Die Befürworter einer Meisterpflicht versprechen sich außerdem eine nachhaltige Fachkräftesicherung. "Die mit der Novelle der Handwerksordnung verbundene Hoffnung, durch die Abschaffung der Meisterpflicht mehr Fachkräfte zu bekommen, hat sich nicht erfüllt. Im Gegenteil: Es wurden und es werden weniger", sagte ZDH-Präsident Hans Peter Wollseifer gegenüber der Welt.

In einer ifh-Studie wurden die Effekte der Novelle der Handwerksordnung auf die Ausbildungsleistung untersucht. Dabei stellten die Wissenschaftler fest, dass sich die Ausbildungsleistung der zulassungsfreien Gewerke verringert hat. Diese Entwicklung zeige sich erst ab 2009 mit der Wiedereinführung der Ausbilder-Eignungsverordnung für die deregulierten Gewerke deutlich. Die Experten schlussfolgern, dass ein möglicher Grund für die Senkung der Ausbildungsleistung die höheren Kosten für Unternehmen ohne Meisterbrief sein könnten, eine Ausbildungsberechtigung zu erwerben. Dieser negative Einfluss der Abschaffung der Meisterpflicht soll sich mit der Wiedereinführung umkehren, so die Hoffnung der Pro-Meisterbrief-Fraktion.

14. Wer war gegen die Wiedereinführung der Meisterpflicht?

Neben den Befürwortern, gibt es auch eine ganze Reihe von Gegner und Kritikern einer Wiedereinführung der Meisterpflicht. Dazu zählen die kleineren Parteien, die Monopolkommission und der Berufsverband unabhängiger Handwerker.

15. Welche Argumente sprechen gegen die Meisterpflicht?

Die kleineren Bundestagsparteien setzen auf Freiwilligkeit statt auf eine Wiedereinführung der Meisterpflicht. "Der Plan der Koalition, in einzelnen Bereichen die Meisterpflicht wieder einzuführen, wird die bestehenden Probleme im Handwerk nicht kurzfristig lösen", so Reinhard Houben, wirtschaftspolitischer Sprecher der FDP -Bundestagsfraktion. "Bei der Frage der möglichen Wiedereinführung der Meisterpflicht in ausgewählten Berufen gilt es, mit Verstand und Augenmaß vorzugehen. Eingriffe in die Berufsfreiheit müssen bekanntlich gut begründet und geprüft werden, wie es das Grundgesetz verlangt", sagt FDP-Bundestagsmitglied und Handwerksmeister Manfred Todtenhausen. Die Partei der Grünen setzt auf mehr Anerkennung handwerklicher Ausbildungen als Zulassung für Hochschul- und Fachhochschulstudien. "Wir müssen die Chancen des Meisterbriefes betonen, statt auf Zwang zu setzen", so die Mittelstandsbeauftragte der Partei, Claudia Müller.

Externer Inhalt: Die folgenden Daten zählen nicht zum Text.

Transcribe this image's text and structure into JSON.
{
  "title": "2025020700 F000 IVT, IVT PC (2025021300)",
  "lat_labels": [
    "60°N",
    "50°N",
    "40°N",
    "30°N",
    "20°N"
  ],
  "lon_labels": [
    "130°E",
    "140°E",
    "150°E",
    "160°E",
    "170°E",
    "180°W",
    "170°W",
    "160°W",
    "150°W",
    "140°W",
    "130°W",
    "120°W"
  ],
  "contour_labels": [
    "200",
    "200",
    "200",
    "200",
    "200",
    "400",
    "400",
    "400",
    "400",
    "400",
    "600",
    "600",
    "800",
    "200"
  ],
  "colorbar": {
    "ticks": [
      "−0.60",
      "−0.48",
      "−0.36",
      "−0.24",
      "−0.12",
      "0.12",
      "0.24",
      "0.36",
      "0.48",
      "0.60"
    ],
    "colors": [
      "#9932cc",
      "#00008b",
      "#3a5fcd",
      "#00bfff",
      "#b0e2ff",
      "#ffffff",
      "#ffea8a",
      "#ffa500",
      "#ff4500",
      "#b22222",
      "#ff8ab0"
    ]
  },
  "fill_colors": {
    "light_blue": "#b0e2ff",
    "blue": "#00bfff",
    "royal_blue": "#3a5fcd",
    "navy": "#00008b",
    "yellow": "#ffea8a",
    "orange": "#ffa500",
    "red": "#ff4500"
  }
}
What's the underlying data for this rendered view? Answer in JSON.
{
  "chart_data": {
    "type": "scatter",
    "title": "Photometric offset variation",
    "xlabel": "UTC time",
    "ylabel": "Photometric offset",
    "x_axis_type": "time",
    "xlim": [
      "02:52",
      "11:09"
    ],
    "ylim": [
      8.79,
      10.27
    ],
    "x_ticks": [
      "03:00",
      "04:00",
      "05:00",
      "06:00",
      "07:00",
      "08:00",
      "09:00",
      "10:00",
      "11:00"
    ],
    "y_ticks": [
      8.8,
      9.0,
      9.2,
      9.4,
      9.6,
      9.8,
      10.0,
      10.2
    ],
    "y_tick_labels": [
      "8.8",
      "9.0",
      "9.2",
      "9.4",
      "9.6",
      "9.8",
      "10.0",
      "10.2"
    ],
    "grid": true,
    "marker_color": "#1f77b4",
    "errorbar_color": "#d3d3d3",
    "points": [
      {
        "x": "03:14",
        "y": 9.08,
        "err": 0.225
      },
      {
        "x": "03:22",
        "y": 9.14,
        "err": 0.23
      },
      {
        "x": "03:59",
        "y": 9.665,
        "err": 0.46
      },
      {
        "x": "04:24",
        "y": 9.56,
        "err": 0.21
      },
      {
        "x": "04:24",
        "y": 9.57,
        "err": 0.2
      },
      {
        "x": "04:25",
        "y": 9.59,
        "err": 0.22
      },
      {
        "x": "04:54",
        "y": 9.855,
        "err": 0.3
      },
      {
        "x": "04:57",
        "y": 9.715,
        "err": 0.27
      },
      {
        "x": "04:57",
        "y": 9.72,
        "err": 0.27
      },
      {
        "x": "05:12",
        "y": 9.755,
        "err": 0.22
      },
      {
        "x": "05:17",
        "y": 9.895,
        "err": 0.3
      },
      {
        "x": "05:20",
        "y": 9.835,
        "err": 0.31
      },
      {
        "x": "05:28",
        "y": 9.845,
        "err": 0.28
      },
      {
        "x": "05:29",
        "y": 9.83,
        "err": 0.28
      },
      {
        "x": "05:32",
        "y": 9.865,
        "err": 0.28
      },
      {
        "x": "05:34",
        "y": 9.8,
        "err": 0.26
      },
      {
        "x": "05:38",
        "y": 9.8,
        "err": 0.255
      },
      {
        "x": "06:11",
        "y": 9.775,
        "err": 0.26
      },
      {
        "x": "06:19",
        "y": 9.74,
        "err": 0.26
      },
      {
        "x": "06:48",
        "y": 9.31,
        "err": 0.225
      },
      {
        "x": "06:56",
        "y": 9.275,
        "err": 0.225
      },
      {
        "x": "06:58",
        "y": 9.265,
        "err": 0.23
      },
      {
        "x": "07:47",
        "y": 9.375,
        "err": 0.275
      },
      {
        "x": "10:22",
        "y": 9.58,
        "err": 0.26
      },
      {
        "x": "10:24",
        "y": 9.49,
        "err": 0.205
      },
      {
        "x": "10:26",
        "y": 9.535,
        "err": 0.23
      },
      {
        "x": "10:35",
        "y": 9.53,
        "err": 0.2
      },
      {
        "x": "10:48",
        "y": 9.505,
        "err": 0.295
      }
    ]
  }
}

Die Monopolkommission bringt gleich mehrere Argumente vor, weshalb die Meisterpflicht aus ihrer Sicht kein Instrument zur Sicherung einer hohen Qualität im Handwerk ist. Zu beachten sei, dass die Meisterpflicht primär die Möglichkeit zur Gründung eines Handwerksbetriebs betrifft. Hierdurch würde zwar sichergestellt, dass die Betriebsinhaber eine formal höhere Qualifikation aufweisen. In der Praxis würden allerdings viele Arbeiten von Gesellen und Lehrlingen und nicht von den Meistern ausgeführt.  Außerdem garantiere die einmal absolvierte Meisterprüfung nicht, dass Elektrotechniker, Heizungsbauer oder Bäcker immer auf dem neuesten Stand sind. Die fachliche Kompetenz könne der Staat auch durch andere Nachweise sichern.

Für eine höhere Ausbildungsleistung im gesamten Handwerk schlägt die Monopolkommission vor, den Erwerb der Ausbildungsberechtigung attraktiver zu gestalten. Eine Berufszugangsbeschränkung sei hier nicht zielführend. Eine Ausweitung der Meisterpflicht würde zu einem deutlichen Rückgang der Betriebsgründungen in den derzeit zulassungsfreien Gewerken führen. Der bereits heute in einigen Handwerksberufen bestehende Fachkräftemängel werde sich hierdurch eher noch verschärfen denn mildern, so die Einschätzung der Kommission.

Diese Argumentation stützt auch der Berufsverband unabhängiger Handwerker (BUH). "Der BUH teilt die erneute Einschätzung der Monopolkommission, dass die Ausweitung der Meisterpflicht weder die handwerklich Qualität noch die Ausbildungsleistung in messbarer Weise fördert", sagt Jonas Kuckuk vom BUH, "Diese Einschätzung wird bereits von der umfassenden Studie der Friedrich-Ebert-Stiftung aus dem Jahr 2016 gestützt. Im Handwerk besteht ein Abwanderungs- aber kein Ausbildungsproblem." So würden weniger als 40 Prozent der ausgebildeten Handwerker im Handwerk verbleiben. Deshalb rät der BUH dazu die Arbeitsbedingungen zu verbessern und den Erwerb der Ausbildungsberechtigung zu fördern.

Außerdem zeigten die Zahlen einiger zulassungsfreier Branchen, wie den Gebäudereinigern, dass sich die Abschaffung der Meisterpflicht positiv ausgewirkt habe. Von diesem verbesserten Angebot profitierten auch Handel und Industrie. Unterm Strich würde eine Wiederausweitung der Meisterpflicht vor allem den Fachkräftemangel weiter verschärfen. Zudem würde der Meisterbrief Verbraucher nicht vor Pfuscharbeiten schützen. Vor unangenehmen Überraschungen schütze das Gewährleistungsrecht, so der BUH.

Meisterpflicht-Kritiker Jörg Michael Neubert argumentiert, dass bestehende Qualitätsunterschiede nicht prinzipiell schlecht sind. Vielmehr würden sie eine klarere Preis-/Leistungsdifferenzierung ermöglichen. Der Konsument könne gezielt wählen, ob er eine Meisterstunde oder eine Gesellenstunde bezahlen möchte. Handwerksleistungen würden so für viele Menschen überhaupt erst bezahlbar. Gleichzeitig habe die Tatsache, dass sich jetzt mehr Menschen einen Handwerker leisten können, auch noch den positiven Effekt, dass damit die in diesem Bereich weit verbreitete Schattenwirtschaft zurückgedrängt werde. "Denn wenn der Preis einer legalen Dienstleistung sich wenig von dem für die illegale unterscheidet, wird auch die Nutzung von letzterer zurückgehen", schreibt Neubert in einem Artikel bei "Novo – Argumente für den Fortschritt".